By default, the array is orthogonal to the x-axis, pointing towards the positive
direction, but the orientation can be changed through the attributes "BearingAngle",
which adjusts the azimuth angle, and "DowntiltAngle", which adjusts the elevation angle.
The spacing between the horizontal and vertical elements can be configured through
the attributes "AntennaHorizontalSpacing" and "AntennaVerticalSpacing". 

**Note:**

  * Currently, the model does not support multi-panel antennas, i.e., 
    :math:`N_{g} = M_{g} = 1`.

  * Currently, the model supports only single polarized (i.e., P = 1) antenna 
    panels with vertical polarization (i.e., :math:`{\zeta = 0}`)
  

.. [Balanis] C.A. Balanis, "Antenna Theory - Analysis and Design",  Wiley, 2nd Ed.

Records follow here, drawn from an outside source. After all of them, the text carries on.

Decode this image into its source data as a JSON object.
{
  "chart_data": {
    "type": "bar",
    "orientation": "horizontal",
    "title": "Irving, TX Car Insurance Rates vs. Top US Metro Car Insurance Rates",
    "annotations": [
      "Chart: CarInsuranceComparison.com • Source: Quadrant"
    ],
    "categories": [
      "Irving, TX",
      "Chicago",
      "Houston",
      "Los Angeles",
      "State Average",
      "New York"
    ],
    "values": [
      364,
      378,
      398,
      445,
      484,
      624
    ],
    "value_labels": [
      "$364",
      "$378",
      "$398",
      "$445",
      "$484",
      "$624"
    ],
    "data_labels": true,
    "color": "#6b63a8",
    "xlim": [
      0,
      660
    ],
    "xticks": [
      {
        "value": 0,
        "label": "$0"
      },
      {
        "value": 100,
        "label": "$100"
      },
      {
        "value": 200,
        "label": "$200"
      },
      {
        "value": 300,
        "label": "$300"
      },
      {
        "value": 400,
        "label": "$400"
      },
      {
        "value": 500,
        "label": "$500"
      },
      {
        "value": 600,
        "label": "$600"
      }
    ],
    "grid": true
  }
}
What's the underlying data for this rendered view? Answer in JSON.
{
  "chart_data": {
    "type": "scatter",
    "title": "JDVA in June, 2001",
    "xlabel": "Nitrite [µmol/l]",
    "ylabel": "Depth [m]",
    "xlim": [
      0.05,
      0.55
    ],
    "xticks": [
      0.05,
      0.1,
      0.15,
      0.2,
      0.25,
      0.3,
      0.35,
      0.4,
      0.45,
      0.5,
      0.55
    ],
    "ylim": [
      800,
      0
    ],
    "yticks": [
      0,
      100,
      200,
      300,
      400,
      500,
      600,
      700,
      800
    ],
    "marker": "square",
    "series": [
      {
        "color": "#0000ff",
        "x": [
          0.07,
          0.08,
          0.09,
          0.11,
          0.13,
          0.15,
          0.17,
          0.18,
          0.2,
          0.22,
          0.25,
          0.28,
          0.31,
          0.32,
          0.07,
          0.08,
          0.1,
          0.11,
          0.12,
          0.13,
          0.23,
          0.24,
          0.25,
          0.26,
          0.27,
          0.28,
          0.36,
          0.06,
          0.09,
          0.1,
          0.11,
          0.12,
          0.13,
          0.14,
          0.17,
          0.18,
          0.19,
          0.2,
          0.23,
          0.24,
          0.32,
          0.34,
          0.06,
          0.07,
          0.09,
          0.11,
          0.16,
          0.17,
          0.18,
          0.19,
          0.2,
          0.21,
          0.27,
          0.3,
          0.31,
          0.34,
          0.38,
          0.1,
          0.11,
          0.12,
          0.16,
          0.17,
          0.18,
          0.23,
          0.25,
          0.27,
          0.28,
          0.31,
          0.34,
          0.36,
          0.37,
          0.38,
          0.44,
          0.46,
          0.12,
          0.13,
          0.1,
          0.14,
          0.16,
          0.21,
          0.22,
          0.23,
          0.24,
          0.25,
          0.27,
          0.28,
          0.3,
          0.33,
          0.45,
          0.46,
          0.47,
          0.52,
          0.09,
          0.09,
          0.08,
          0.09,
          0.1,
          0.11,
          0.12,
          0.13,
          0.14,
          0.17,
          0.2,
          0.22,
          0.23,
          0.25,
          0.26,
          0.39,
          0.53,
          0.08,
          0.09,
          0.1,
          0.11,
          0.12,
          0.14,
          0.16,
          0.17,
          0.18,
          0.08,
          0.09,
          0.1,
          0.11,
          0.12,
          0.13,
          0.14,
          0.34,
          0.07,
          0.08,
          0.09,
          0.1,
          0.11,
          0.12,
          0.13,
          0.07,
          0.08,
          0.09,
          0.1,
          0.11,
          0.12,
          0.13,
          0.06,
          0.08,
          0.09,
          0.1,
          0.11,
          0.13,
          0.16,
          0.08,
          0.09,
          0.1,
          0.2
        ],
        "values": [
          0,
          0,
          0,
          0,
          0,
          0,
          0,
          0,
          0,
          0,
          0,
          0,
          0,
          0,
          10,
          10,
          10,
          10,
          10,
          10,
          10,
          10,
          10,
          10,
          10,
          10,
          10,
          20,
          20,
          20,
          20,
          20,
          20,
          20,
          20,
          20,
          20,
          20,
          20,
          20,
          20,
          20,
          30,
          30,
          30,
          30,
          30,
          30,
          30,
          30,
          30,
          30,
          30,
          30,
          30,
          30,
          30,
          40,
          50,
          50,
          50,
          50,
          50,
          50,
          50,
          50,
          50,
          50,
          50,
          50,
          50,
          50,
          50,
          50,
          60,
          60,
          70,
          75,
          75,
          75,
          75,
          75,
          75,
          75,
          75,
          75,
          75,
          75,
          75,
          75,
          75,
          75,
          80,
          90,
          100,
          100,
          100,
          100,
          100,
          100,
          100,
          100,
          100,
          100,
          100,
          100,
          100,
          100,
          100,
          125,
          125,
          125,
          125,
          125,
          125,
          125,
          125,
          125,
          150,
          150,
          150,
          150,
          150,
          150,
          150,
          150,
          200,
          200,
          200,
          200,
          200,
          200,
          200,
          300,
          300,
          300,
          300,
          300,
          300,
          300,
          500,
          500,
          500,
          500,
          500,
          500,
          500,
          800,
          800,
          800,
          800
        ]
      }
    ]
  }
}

.. [Chunjian] Li Chunjian, "Efficient Antenna Patterns for
   Three-Sector WCDMA Systems", Master of Science Thesis, Chalmers
   University of Technology, Göteborg, Sweden, 2003

.. [Calcev] George Calcev and Matt Dillon, "Antenna Tilt Control in
   CDMA Networks", in Proc. of the 2nd Annual International Wireless
   Internet Conference (WICON), 2006

.. [R4-092042a]  3GPP TSG RAN WG4 (Radio) Meeting #51, R4-092042, Simulation
   assumptions and parameters for FDD HeNB RF requirements.

.. [38901] 3GPP. 2018. TR 38.901, Study on channel model for frequencies from 0.5 to 100 GHz, V15.0.0. (2018-06).

.. [Mailloux] Robert J. Mailloux, "Phased Array Antenna Handbook", Artech House, 2nd Ed.